Tier 3 — Telemetry¶
What it is¶
A per-query estimate based on direct GPU and host telemetry from vLLM and NVML, sampled at 100 ms resolution and pinned to live grid carbon intensity at calculation time. The tightest available defensible estimate.
Inputs¶
- NVML samples: GPU power draw, memory bandwidth, utilisation, temperature
- vLLM execution metrics: per-request GPU time, batch composition, prefill/decode split
- Host telemetry: CPU utilisation per core, DRAM allocation
- Live grid intensity: ENTSO-E + regional ISO/TSO at calculation time
- Provisioned-idle allocation: batch composition × idle Wh share
Where tier 3 is available¶
Tier 3 is available on routes where we have telemetry cooperation:
- Calibration fleet — our quarterly calibration runs use a Hetzner H100 instance running vLLM with NVML telemetry.
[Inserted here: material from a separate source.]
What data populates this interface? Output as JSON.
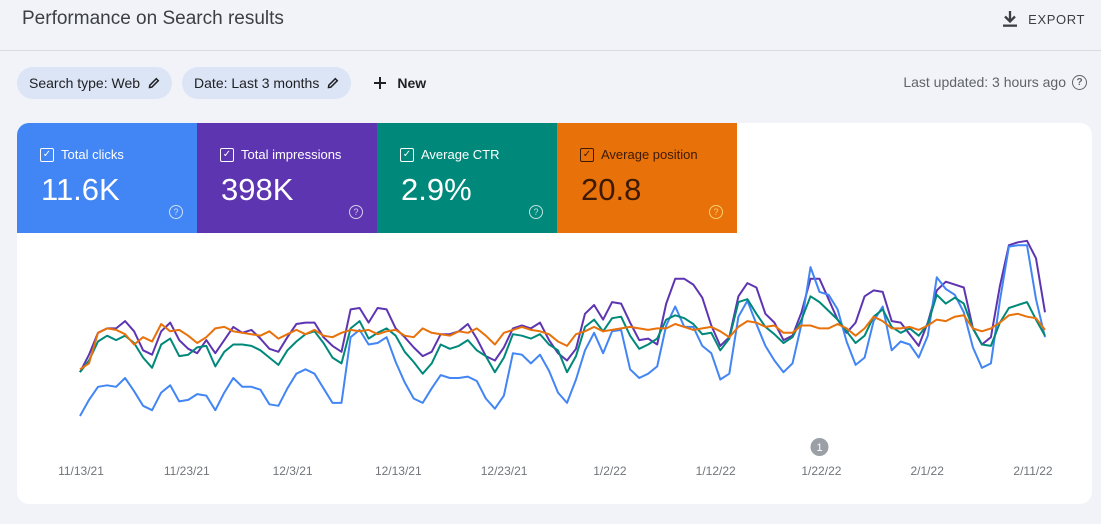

Used to calibrate tier 2 conformal intervals across model families and regions.
- Selected upstream providers — providers who expose telemetry via Carbon-Aware SDK (Green Software Foundation) or equivalent. Currently includes Scaleway (selected SKUs) and atNorth (all SKUs). The list expands as we onboard providers.
- Customer-dedicated deployments (Enterprise tier) — for customers who run a dedicated deployment, telemetry is by default tier 3.
For the default auto tier, tier 3 is returned where available; tier 2 fallback applies otherwise. The receipt declares which tier was used.
Output¶
{
"tier": "telemetry",
"tier_id": "03",
"co2e": {
"median_g": 0.97,
"ci90": {"low": 0.83, "high": 1.11},
"boundary": "comprehensive"
},
"telemetry": {
"gpu_wh": 0.198,
"host_wh": 0.034,
"idle_wh": 0.012,
"pue_factor": 1.18,
"samples": 47,
"sample_resolution_ms": 100
},
"pedigree": [1, 1, 1, 1, 1]
}
Pedigree expectations¶
Tier 3 routinely scores [1, 1, 1, 1, 1] on the Weidema axes — the ideal score:
- Reliability (1): verified data based on measurements
- Completeness (1): representative data from a sufficient sample over an adequate period
- Temporal (1): less than 3 years old (in fact, real-time)
- Geographic (1): data from area under study
- Technological (1): data from enterprises, processes, and materials under study
Calibration role¶
Tier 3 measurements are the calibration set against which tier 2 conformal intervals are fit. Quarterly:
- We run a representative workload on the calibration fleet
- Tier 3 measures actual energy
- Tier 2 produces parametric estimates for the same workload
- The conformal residuals are fitted; the resulting 90th-quantile becomes the tier-2 interval width
This is what makes tier 2's 90% interval honest: it is calibrated to cover the realised tier-3 truth at least 90% of the time.
Where this is implemented¶
methodology/tier3/telemetry.py
Citations¶
- vLLM Project. github.com/vllm-project/vllm.
- NVIDIA. NVML — NVIDIA Management Library. developer.nvidia.com/nvidia-management-library-nvml.
- Green Software Foundation. Carbon Aware SDK. greensoftware.foundation/projects/carbon-aware-sdk.